アガメムノーン
アガメムノン · アガメムノーン · Agamemnon
ミュケーナイ王でトロイア戦争のギリシア軍総大将。娘を犠牲に捧げて出航し、凱旋の日に妻の手で殺された。
解説
概要
アガメムノーン(Ἀγαμέμνων / Agamemnōn)は、ミュケーナイ王でトロイア戦争におけるギリシア連合軍の総大将である。メネラーオスの兄、タンタロスとペロプスに始まるアトレウス家の当主にあたる。
『イーリアス』が彼に与える役割は、味方の最上の戦士と衝突して軍を危機に陥れることである。総大将でありながら統率に失敗し、勝利して帰った当日に殺される。ギリシア悲劇がこの人物を繰り返し扱ったのは、権力そのものが破滅の原因になるという型を、彼が最も明確に示すからである。
神話・物語
弟の妻ヘレネーがパリスに連れ去られると、彼はかつての求婚者たちの誓いを盾に全ギリシアから軍を召集した。

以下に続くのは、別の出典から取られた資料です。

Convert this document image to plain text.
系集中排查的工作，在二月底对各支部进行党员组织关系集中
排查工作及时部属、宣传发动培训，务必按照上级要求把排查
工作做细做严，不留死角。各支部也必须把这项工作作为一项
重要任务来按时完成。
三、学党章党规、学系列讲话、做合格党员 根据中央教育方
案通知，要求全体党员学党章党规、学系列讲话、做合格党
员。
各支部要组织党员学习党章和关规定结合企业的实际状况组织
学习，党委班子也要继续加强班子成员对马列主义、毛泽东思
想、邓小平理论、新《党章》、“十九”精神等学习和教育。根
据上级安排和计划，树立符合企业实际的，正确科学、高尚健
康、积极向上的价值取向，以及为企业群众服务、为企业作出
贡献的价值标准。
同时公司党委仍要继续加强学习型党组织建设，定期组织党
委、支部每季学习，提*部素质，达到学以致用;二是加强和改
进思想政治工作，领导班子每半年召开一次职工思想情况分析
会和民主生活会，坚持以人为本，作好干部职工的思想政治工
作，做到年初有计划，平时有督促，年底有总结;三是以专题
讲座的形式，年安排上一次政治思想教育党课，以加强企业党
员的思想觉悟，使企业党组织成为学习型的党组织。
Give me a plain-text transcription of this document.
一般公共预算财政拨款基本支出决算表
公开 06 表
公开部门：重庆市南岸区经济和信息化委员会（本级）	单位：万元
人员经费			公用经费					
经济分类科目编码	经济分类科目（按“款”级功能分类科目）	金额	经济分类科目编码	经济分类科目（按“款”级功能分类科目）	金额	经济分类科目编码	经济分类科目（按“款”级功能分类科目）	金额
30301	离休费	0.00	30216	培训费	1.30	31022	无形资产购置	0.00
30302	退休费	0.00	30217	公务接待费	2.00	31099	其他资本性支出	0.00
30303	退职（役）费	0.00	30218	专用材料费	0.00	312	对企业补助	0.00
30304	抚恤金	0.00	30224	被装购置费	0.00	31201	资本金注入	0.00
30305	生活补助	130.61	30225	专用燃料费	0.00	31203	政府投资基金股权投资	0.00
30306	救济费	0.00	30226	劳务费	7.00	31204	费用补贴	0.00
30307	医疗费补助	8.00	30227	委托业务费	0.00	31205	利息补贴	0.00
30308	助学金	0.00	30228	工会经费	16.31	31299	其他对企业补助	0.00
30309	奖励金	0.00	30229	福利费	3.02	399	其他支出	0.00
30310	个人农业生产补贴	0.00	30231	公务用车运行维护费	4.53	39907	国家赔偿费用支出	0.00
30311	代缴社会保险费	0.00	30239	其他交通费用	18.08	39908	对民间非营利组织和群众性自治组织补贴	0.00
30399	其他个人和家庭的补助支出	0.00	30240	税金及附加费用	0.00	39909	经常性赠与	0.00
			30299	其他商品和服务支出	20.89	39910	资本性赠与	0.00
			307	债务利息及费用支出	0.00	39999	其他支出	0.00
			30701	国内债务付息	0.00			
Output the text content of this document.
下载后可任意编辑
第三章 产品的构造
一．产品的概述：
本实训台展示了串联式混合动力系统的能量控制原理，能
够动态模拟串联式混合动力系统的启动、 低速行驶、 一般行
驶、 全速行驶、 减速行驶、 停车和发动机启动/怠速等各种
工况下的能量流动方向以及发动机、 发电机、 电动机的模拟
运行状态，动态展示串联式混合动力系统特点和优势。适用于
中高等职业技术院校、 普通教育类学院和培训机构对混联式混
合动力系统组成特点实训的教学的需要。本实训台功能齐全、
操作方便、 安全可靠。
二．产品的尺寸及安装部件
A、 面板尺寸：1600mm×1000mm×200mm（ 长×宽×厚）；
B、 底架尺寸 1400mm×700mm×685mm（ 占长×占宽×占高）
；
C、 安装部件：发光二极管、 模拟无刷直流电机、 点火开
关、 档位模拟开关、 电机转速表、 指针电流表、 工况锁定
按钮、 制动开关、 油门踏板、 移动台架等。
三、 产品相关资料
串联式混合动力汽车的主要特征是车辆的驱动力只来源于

アウリスで順風が吹かなかったとき、予言者カルカースはアルテミスの怒りを鎮めるには娘イーピゲネイアを犠牲に捧げるほかないと告げた。彼はアキレウスの妃にすると偽って娘を呼び寄せる。この決断は妻クリュタイムネーストラーの憎悪を招き、口実に使われたアキレウスとの関係も損なった。出航の代償として、彼は帰国後に殺される理由を自ら作ったことになる。
『イーリアス』第1巻は、彼が神官の娘クリューセーイスの返還を拒んで疫病を招き、代償にアキレウスの分捕り女ブリーセーイスを奪う場面から始まる。怒ったアキレウスが戦線を離れ、ギリシア軍は敗色に傾く。叙事詩全体を動かすのは彼の傲慢である。
戦後、トロイア王女カッサンドラーを妾として連れ帰った彼は、その日のうちにクリュタイムネーストラーと情夫アイギストスに討たれた。アイスキュロス『オレステイア』三部作の第一作『アガメムノーン』は、赤い布を敷いた道を通って館に入り、浴室で網をかけられて殺されるまでを描く。凱旋の儀礼がそのまま処刑の手順になっているという構成である。
図像と象徴
本ページの主画像は、前410〜400年頃のアッティカ赤絵式レカニスの蓋の断片(メイディアスの絵師の周辺、ターラント国立考古学博物館)で、笏を手に岩に腰かける彼を銘つきで描く。
古代美術における彼の場面は、イーピゲネイアの犠牲と、殺害の二つに集中する。前者では頭を覆って嘆く姿として描かれ、決断そのものは画面に現れない。後者は南イタリアの壺絵と悲劇の上演に結びついて広まった。総大将としての戦闘場面がほとんど描かれないことは、この人物の受容の性格をよく示している。
系譜と関係
父はアトレウス、母はアエロペー。弟メネラーオス。妻クリュタイムネーストラー——ヘレネーの姉——との間にイーピゲネイア、エーレクトラー、オレステース。
クリュタイムネーストラーを、その夫であった従兄弟タンタロスを殺して奪ったと伝えられる。アトレウス家に連なる殺害の連鎖は、彼の代で夫殺しと子殺しの両方を含むことになった。
文化的足跡
ローマ期には「王の中の王」と呼ばれ、皇帝の比喩として用いられた。
一八七六年、ハインリヒ・シュリーマンはミュケーナイの竪坑墓から黄金の仮面を発掘し、これをアガメムノーンのものと考えた。実際にはトロイア戦争の想定年代より三百年以上古い前十六世紀のものであり、同定は成立しない。それでも「アガメムノーンのマスク」という呼称は今日まで残っている。神話上の王の名が、考古学の発見に貼りついたまま剥がれなくなった例である。